The first county in the country to issue an outright ban against oil and gas hydraulic fracturing, known as fracking, has been challenged by a lawsuit filed this week in federal court in Albuquerque, N.M.

The lawsuit was filed by a statewide industry group, the Independent Petroleum Association of New Mexico, and three local landowners who claim the ban is unconstitutional and violates state laws. 

The Albuquerque Journal quotes Richard Gilliland, president of the state’s Independent Petroleum Association, who says:  "These resources belong to the people of New Mexico, not to the commissioners of Mora County. This ordinance would in effect impact each and every citizen in the state." 

The fracking ban in an economically depressed part of the state was passed back in April.  Most residents of the county rely on well water and there was reportedly widespread concern that the controversial “fracking” process could compromise drinking supplies.  KUNM reporter Carrie Jung talked to resident Gilbert Quintana back in June:

"We didn’t want to see our aquifers polluted, because if that becomes our only source of water, then we really become messed up."

The fracking ban has, according to Gilliland, brought oil and gas exploration in the county to a halt, and has the potential to cost the county millions in lost revenues. 

Mora is not alone, however, in its concerns about fracking. The Los Angeles Times reports that the county has joined a “groundswell of civic opposition” begun in the upper Midwest, New York and Pennsylvania were a fracking boom has brought wealth and environmental anxiety.   Pittsburgh was the first U.S. city to ban the process three years ago, and a dozen cities in the East have followed suit. 

Supporters of the ban in Mora County claim they will defend the ban in court.

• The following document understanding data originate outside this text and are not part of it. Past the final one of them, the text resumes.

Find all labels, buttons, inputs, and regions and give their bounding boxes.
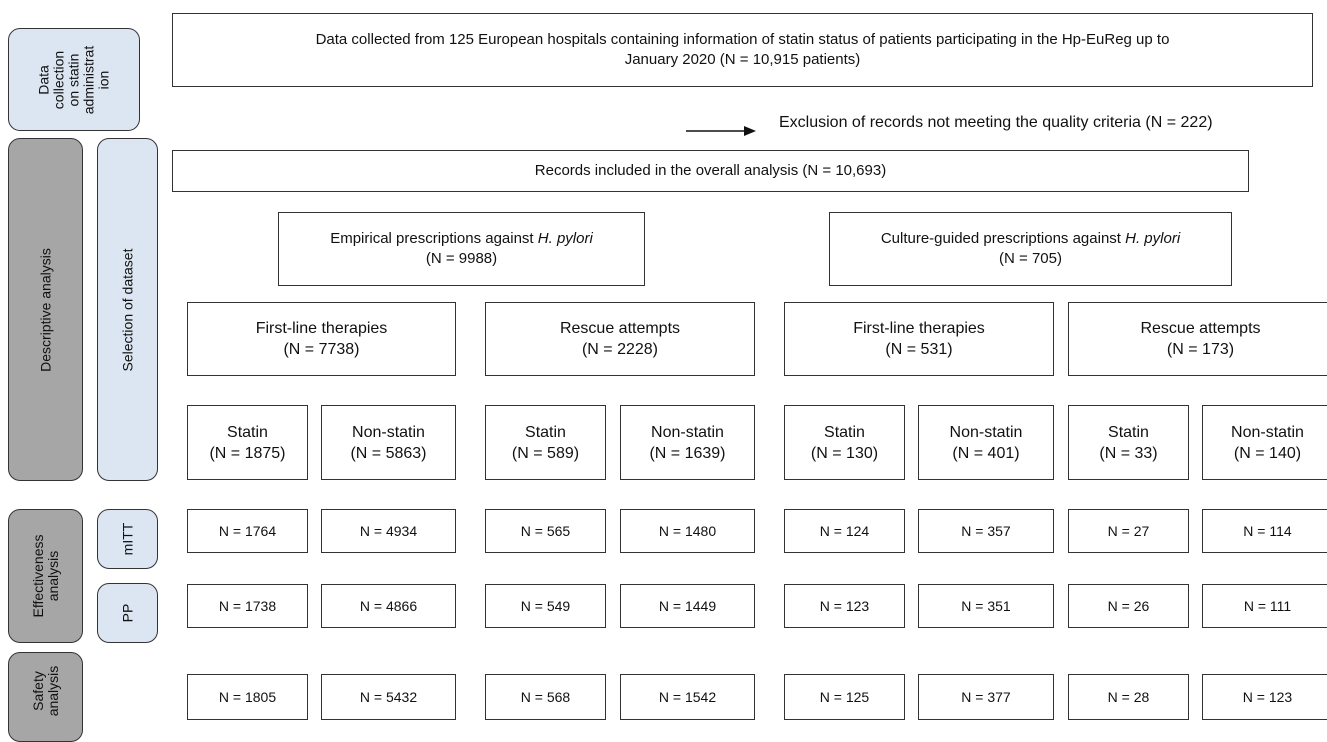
statin-group-label: Statin [824,423,865,441]
therapy-group-box: First-line therapies (N = 531) [784,302,1054,376]
culture-guided-prescriptions-box: Culture-guided prescriptions against H. … [829,212,1232,286]
safety-count-box: N = 1542 [620,674,755,720]
pp-count-box: N = 111 [1202,584,1327,628]
side-panel-pp: PP [97,583,158,643]
non-statin-group-box: Non-statin (N = 5863) [321,405,456,480]
side-label-safety-analysis: Safety analysis [29,665,61,717]
non-statin-group-count: (N = 5863) [350,444,427,462]
statin-group-box: Statin (N = 33) [1068,405,1189,480]
statin-group-count: (N = 1875) [209,444,286,462]
pp-count-box: N = 4866 [321,584,456,628]
statin-group-label: Statin [1108,423,1149,441]
empirical-prescriptions-box: Empirical prescriptions against H. pylor… [278,212,645,286]
non-statin-group-label: Non-statin [352,423,425,441]
side-label-selection-of-dataset: Selection of dataset [119,248,135,371]
pp-count-box: N = 1738 [187,584,308,628]
therapy-group-box: First-line therapies (N = 7738) [187,302,456,376]
non-statin-group-count: (N = 401) [952,444,1020,462]
pp-count-box: N = 123 [784,584,905,628]
therapy-group-label: Rescue attempts [559,320,681,337]
mitt-count-box: N = 1764 [187,509,308,553]
mitt-count-box: N = 357 [918,509,1054,553]
side-label-pp: PP [119,603,135,623]
statin-group-count: (N = 589) [511,444,580,462]
statin-group-count: (N = 130) [810,444,879,462]
statin-group-box: Statin (N = 1875) [187,405,308,480]
side-panel-selection-of-dataset: Selection of dataset [97,138,158,481]
safety-count-box: N = 125 [784,674,905,720]
side-panel-safety-analysis: Safety analysis [8,652,83,742]
therapy-group-count: (N = 173) [1166,341,1235,358]
empirical-count: (N = 9988) [425,250,498,267]
side-panel-data-collection: Data collection on statin administrat io… [8,28,140,131]
non-statin-group-label: Non-statin [1231,423,1304,441]
non-statin-group-count: (N = 1639) [649,444,726,462]
safety-count-box: N = 1805 [187,674,308,720]
mitt-count-box: N = 1480 [620,509,755,553]
safety-count-box: N = 5432 [321,674,456,720]
side-panel-descriptive-analysis: Descriptive analysis [8,138,83,481]
culture-guided-count: (N = 705) [999,250,1062,267]
therapy-group-count: (N = 2228) [581,341,659,358]
side-label-mitt: mITT [119,522,135,556]
records-included-text: Records included in the overall analysis… [534,162,887,179]
non-statin-group-box: Non-statin (N = 140) [1202,405,1327,480]
data-collection-line-1: Data collected from 125 European hospita… [315,31,1170,48]
therapy-group-count: (N = 531) [885,341,953,358]
records-included-box: Records included in the overall analysis… [172,150,1249,192]
statin-group-label: Statin [525,423,566,441]
mitt-count-box: N = 4934 [321,509,456,553]
non-statin-group-box: Non-statin (N = 1639) [620,405,755,480]
data-collection-box: Data collected from 125 European hospita… [172,13,1313,87]
exclusion-text: Exclusion of records not meeting the qua… [779,114,1213,131]
safety-count-box: N = 568 [485,674,606,720]
side-label-descriptive-analysis: Descriptive analysis [37,247,53,372]
therapy-group-label: First-line therapies [255,320,388,337]
therapy-group-box: Rescue attempts (N = 2228) [485,302,755,376]
empirical-label: Empirical prescriptions against H. pylor… [330,230,593,247]
pp-count-box: N = 26 [1068,584,1189,628]
side-label-effectiveness-analysis: Effectiveness analysis [29,534,61,618]
safety-count-box: N = 28 [1068,674,1189,720]
non-statin-group-count: (N = 140) [1233,444,1302,462]
non-statin-group-label: Non-statin [651,423,724,441]
culture-guided-label: Culture-guided prescriptions against H. … [880,230,1181,247]
pp-count-box: N = 1449 [620,584,755,628]
therapy-group-box: Rescue attempts (N = 173) [1068,302,1327,376]
side-label-data-collection: Data collection on statin administrat io… [35,45,112,114]
mitt-count-box: N = 124 [784,509,905,553]
non-statin-group-box: Non-statin (N = 401) [918,405,1054,480]
data-collection-line-2: January 2020 (N = 10,915 patients) [624,51,861,68]
pp-count-box: N = 549 [485,584,606,628]
pp-count-box: N = 351 [918,584,1054,628]
exclusion-arrow-icon [686,126,756,136]
therapy-group-label: Rescue attempts [1140,320,1261,337]
therapy-group-count: (N = 7738) [283,341,360,358]
statin-group-box: Statin (N = 589) [485,405,606,480]
mitt-count-box: N = 114 [1202,509,1327,553]
mitt-count-box: N = 565 [485,509,606,553]
therapy-group-label: First-line therapies [853,320,985,337]
statin-group-count: (N = 33) [1099,444,1158,462]
statin-group-box: Statin (N = 130) [784,405,905,480]
safety-count-box: N = 377 [918,674,1054,720]
side-panel-mitt: mITT [97,509,158,569]
side-panel-effectiveness-analysis: Effectiveness analysis [8,509,83,643]
statin-group-label: Statin [227,423,268,441]
safety-count-box: N = 123 [1202,674,1327,720]
non-statin-group-label: Non-statin [949,423,1023,441]
mitt-count-box: N = 27 [1068,509,1189,553]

“It’s very unfortunate that municipalities and communities cannot say no to corporations without getting sued. But Mora County is up to the challenge. I think this was expected," said County Commissioner John Olivas.

And they will have some help. Back in July, Olivas was quoted in the Santa Fe New Mexican saying that, should a lawsuit occur, the county would be represented by the New Mexico Environmental Law Center, in collaboration with five other law firms from Ohio, Hawaii, Pennsylvania, New Hampshire and Oregon.